Readit News logoReadit News
lfodofod · 3 years ago
None of these are major (private) torrent sites, torrentfreak is just hyping up bullshit as usual.

Just looking at the filenames makes it obvious that these can’t be from any major private tracker, there’s no way BTN or the likes would accept these files.

Deleted Comment

greenhorn360 · 3 years ago
What about the filenames tells you that?
312c · 3 years ago
The fact they're XviD, no respectable torrent sites have allowed those encodes in well over half a decade.
pessimizer · 3 years ago
I think people are not understanding this story. This is a story about trackers who share content between them, not about users. The semi-open management panels expose networks of people who are working with each other to do something that is legally frowned upon.
Manuel_D · 3 years ago
> Another screenshot featuring a torrent related to a 2022 movie reveals the URL of yet another third-party supplier tracker. Some basic queries on that URL lead to even more torrent sites. And from there, more, and more, and more – revealing torrent passkeys for every single one on the way.

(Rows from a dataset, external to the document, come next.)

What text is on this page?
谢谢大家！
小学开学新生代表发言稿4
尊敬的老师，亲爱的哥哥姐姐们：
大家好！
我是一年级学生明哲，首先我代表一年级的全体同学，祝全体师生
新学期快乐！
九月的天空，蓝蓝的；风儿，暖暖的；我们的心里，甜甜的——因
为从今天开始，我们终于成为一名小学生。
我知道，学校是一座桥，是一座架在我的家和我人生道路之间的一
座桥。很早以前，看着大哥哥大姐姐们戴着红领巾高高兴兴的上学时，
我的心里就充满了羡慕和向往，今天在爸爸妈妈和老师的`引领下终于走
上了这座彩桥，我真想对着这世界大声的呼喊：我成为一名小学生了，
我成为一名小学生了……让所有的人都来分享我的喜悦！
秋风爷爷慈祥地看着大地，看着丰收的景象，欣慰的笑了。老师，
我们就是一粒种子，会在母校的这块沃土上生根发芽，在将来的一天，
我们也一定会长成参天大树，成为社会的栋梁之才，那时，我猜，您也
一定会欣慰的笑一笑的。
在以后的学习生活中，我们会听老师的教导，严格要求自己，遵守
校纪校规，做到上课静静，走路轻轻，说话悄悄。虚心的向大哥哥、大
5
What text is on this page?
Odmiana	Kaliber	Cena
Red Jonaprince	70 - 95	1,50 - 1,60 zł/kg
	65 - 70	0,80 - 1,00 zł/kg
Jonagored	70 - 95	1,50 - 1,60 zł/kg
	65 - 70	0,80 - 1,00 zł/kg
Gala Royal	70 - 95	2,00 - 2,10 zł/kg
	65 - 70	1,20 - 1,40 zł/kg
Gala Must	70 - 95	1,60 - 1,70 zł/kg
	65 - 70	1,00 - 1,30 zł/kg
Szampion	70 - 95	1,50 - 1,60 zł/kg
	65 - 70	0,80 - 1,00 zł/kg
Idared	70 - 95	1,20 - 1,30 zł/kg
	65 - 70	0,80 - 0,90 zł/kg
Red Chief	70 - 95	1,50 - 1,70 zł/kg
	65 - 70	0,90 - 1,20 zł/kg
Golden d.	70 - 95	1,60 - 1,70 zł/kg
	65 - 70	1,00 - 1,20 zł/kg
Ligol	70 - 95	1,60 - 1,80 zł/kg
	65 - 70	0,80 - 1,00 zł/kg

What is this torrent passkey used for? My understanding is that torrent trackers were all about sharing peers. You want tracker info to spread. I'm not understanding what this vulnerability exposes.

Edit: It looks like it's actually explained earlier:

> One begins with a GET request to another tracker, which responds with a torrent file. It’s then uploaded to the requesting site which updates its SQL database accordingly.

> From there the script starts checking for any new entries on a specific RSS feed which is hidden away on another site that has nothing to do with torrents. The feed is protected with a passkey but that’s only useful when nobody knows what it is.

> The same security hole also grants direct access to one of the sites tracker ‘bots’ through the panel that controls it.

So I think the issue is that keys to authorize control of the automated software to propagate tracker info is being leaked. It sounds like the end result is someone can write spoofed or spam info into torrent trackers.

martinald · 3 years ago
Some torrent sites have ratios, eg you must upload as much as you download. The passkey allows the tracker to keep track of what you've uploaded and downloaded for your ratio.

These torrents also have peer discovery and DHT disabled on private trackers.

Manuel_D · 3 years ago
Whatever, I was never a fan of private trackers anyway. The whole point of P2P is that it's power scales with more users.
jacooper · 3 years ago
I still don't understand what's going on
timmytokyo · 3 years ago
Torrentfreak's writers are not very good at writing.
loeg · 3 years ago
It’s a lot of words to say almost nothing.
colechristensen · 3 years ago
There’s an exploit in the wild that can extract information from some torrent trackers.
loufe · 3 years ago
Somehow soothing to know that organizations small and large, legal and illegal, all suffer from something getting in the way of vital security information reaching those who would act on it.
komali2 · 3 years ago
Why would ISPs bother to serve torrents and join pools to get IPs that way when they can just use this method? I wonder how long this has been a possibility... ugh
sturmeh · 3 years ago
Just go to https://iknowwhatyoudownload.com/en/peer/ and put anyones IP in, depending on how static it is, it will provide at least accurate recent data on public trackers.
TechBro8615 · 3 years ago
Wait til you hear about the DHT!
Dalewyn · 3 years ago
Tracker URLs have always been plainly visible to anyone (or anything) that has the torrent file, what exactly is the news here?
pessimizer · 3 years ago
That networks of trackers and their operations are being exposed in realtime. This isn't a security issue for tracker users, it's a security issue for the trackers themselves. It's very very bad, I don't know why people are making light of it. Also, the trackers have reacted and are fixing their management panel configs as we comment, so the story is accomplishing something.
Dalewyn · 3 years ago
Again, tracker URLs are public information. Including seemingly secret things like passkeys.

So again I ask: What is the problem? The article does a fucking terrible job explaining what the problem is.

All I can take away is that public information is being passed around in public. That is a problem how?

luckylion · 3 years ago
It's about the IPT mafia, isn't it?
lfodofod · 3 years ago
No, this appears to be some even less relevant (hard to imagine, amirite?) trackers stealing content from IPT.